Despite Washington's best efforts, the Lafayettes would remain imprisoned for another full year. But in 1797, the Austrians made peace with Revolutionary France after five long years of war. The commanding French general, Napoleon Bonaparte, dictated the terms of the Treaty of Campo Formio, which included the release of Lafayette and the other French prisoners of Olmütz. On 19 September 1797, an Austrian guard led Lafayette, his wife, and his daughters out of the Olmütz fortress and into the bustle of the city. After five years and one month of imprisonment, he was finally free. All along the road to Hamburg, crowds cheered him and his family.
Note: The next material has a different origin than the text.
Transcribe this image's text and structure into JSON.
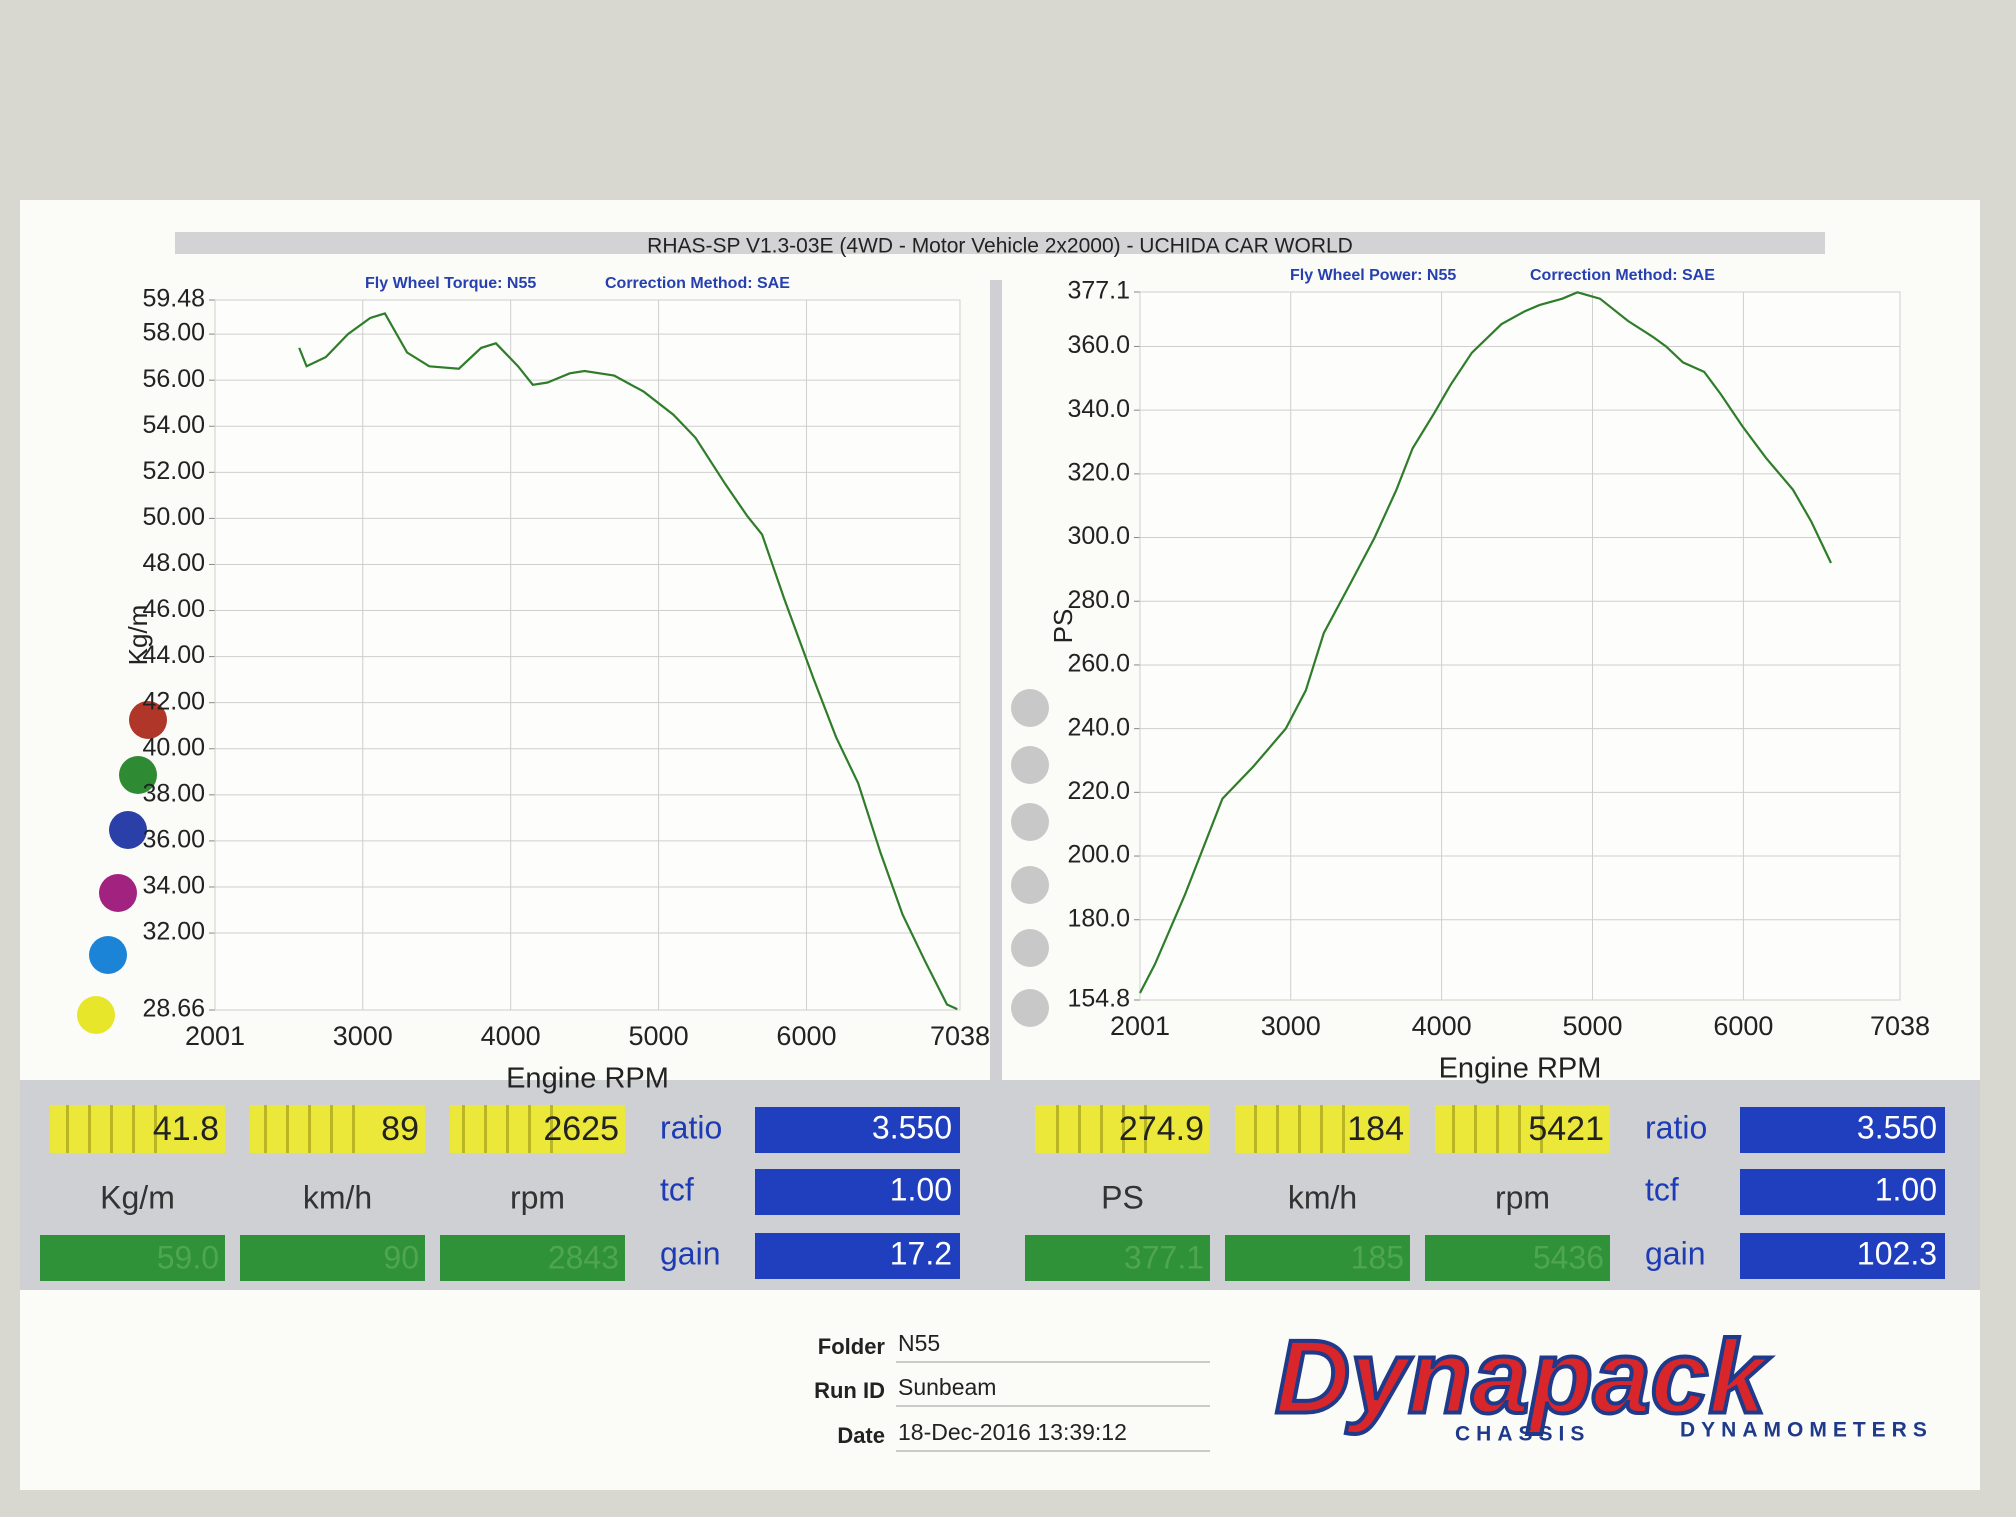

When they arrived, they found American merchant ships in the harbor, flags flying high in Lafayette's honor. Eventually, they made their way back to Paris, fatigued and penniless, with gaunt and withered features that made them look older than their years. But they had survived. Lafayette and his family would settle into their new home of the Grange, where he would quietly wait out the despotic years of Napoleon's reign. One day, he would have a role to play in yet another revolution, but for now, he was content to be alive, surrounded by his loved ones.